The raspberry entremet was visually stunning, with a delicate, colorful glaze. Unfortunately, it was the biggest disappointment of the day. The layer of filo on the bottom was impressive:flaky, crisp, and thin. Beyond that, the mouthfeel was off, with an odd, gummy texture and a strange chemical taste.

The cake insert was dense but had some richness from the almond. Overall, the mousse and raspberry insert tasted artificial and lacked the freshness you’d expect from raspberry or elderflower.

  • Address: 123 Bd Voltaire, 75011 Paris
  • Metro: Voltaire 

Aujourd’hui Demain

Tarte tropézienne from Aujourd’hui Demain (photo by Rachel Naismith)
Tarte tropézienne from Aujourd’hui Demain (photo by Rachel Naismith)
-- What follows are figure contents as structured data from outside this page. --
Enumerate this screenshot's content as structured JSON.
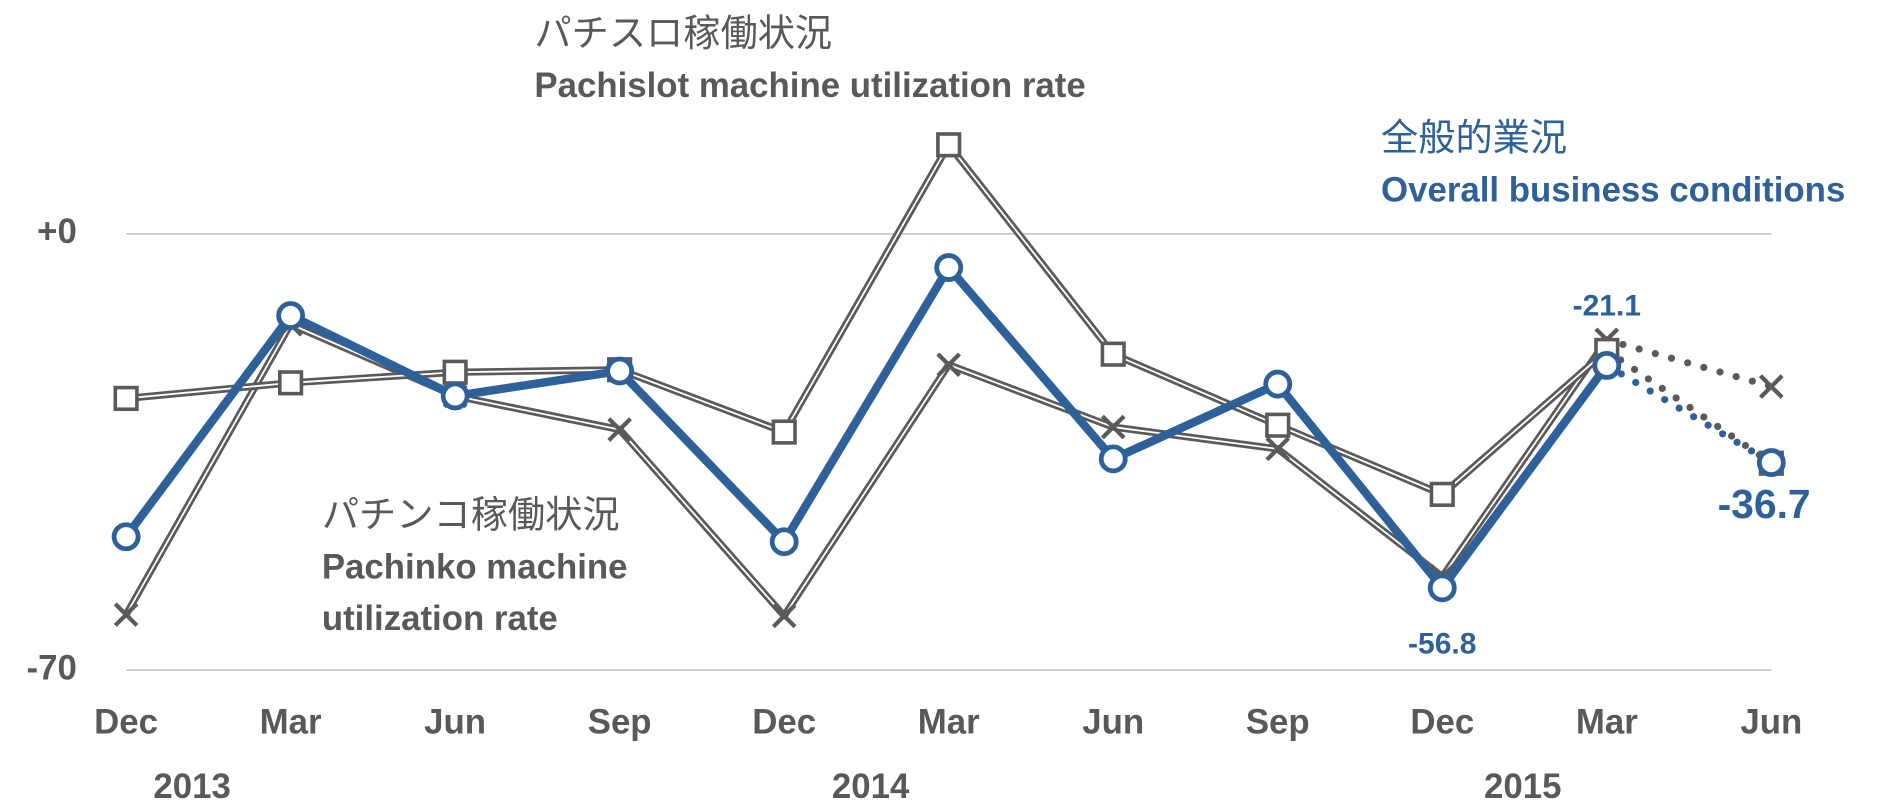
{
  "chart_data": {
    "type": "line",
    "categories": [
      "Dec",
      "Mar",
      "Jun",
      "Sep",
      "Dec",
      "Mar",
      "Jun",
      "Sep",
      "Dec",
      "Mar",
      "Jun"
    ],
    "years": [
      "2013",
      "2014",
      "2015"
    ],
    "ylim": [
      -70,
      20
    ],
    "yticks": [
      {
        "value": 0,
        "label": "+0"
      },
      -70
    ],
    "grid": true,
    "dotted_from_index": 9,
    "series": [
      {
        "name": "パチンコ稼働状況",
        "name_en_lines": [
          "Pachinko machine",
          "utilization rate"
        ],
        "color": "#5a5a5a",
        "marker": "x",
        "values": [
          -61.1,
          -14.5,
          -26.0,
          -31.4,
          -61.3,
          -21.0,
          -31.0,
          -34.5,
          -55.0,
          -17.0,
          -24.5
        ]
      },
      {
        "name": "パチスロ稼働状況",
        "name_en_lines": [
          "Pachislot machine utilization rate"
        ],
        "color": "#5a5a5a",
        "marker": "square",
        "values": [
          -26.4,
          -23.9,
          -22.2,
          -21.8,
          -31.8,
          14.3,
          -19.3,
          -30.7,
          -41.8,
          -18.7,
          -36.8
        ]
      },
      {
        "name": "全般的業況",
        "name_en_lines": [
          "Overall business conditions"
        ],
        "color": "#2e6099",
        "marker": "circle",
        "values": [
          -48.6,
          -13.1,
          -26.0,
          -22.0,
          -49.4,
          -5.4,
          -36.1,
          -24.1,
          -56.8,
          -21.1,
          -36.7
        ],
        "value_labels": [
          null,
          null,
          null,
          null,
          null,
          null,
          null,
          null,
          "-56.8",
          "-21.1",
          "-36.7"
        ]
      }
    ]
  }
}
Bakes tasted: Tarte tropézienne (€5)

I happened upon Aujourd’hui Demain by accident while walking between bakeries in the 11th arrondissement. It’s a vegan concept store with a cool cafe area and a shop selling cute clothes and vegan-themed tote bags and gifts (the ‘Tofu’ cap particularly amused me). While ordering at the counter, I also noticed that they offer vegan macaron-making classes.

For that day’s tasting, I went for the lemon tarte tropézienne: traditionally, this is a brioche filled with cream, which must present a real challenge to “veganize”.

It turned out to be my favorite, against expectation. Citrusy, fresh, and light, it didn’t have the lactic tang you might have expected, but it was still creamy and rich.

Most importantly, it didn’t taste fake or synthetic. The lemon flavor was almost sherbet-like and though the brioche was slightly dry on its own, with the light-as-air cream, it worked well.

  • Address: 42 Rue du Chemin Vert, 75011 Paris
  • Metro: Richard Lenoir / Voltaire

My Bottom Line?

My taste-testing of plant-based bakeries around the city, albeit representing a limited sample, was enlightening. My verdict, overall, is that the vegan baking landscape is currently mixed. Some offerings, such as the tarte tropézienne at Aujourd’hui Demain and the brioche at Land and Monkeys, were genuinely impressive in flavor and quality.

Others, however, had issues: notably the presence of synthetic flavors and mouthfeel in certain bakes. Nevertheless, what feels clear is that vegan baking in Paris is beginning to thrive, and that non-dairy and plant-based products are slowly climbing to reach the high standards of traditional French baking and patisserie.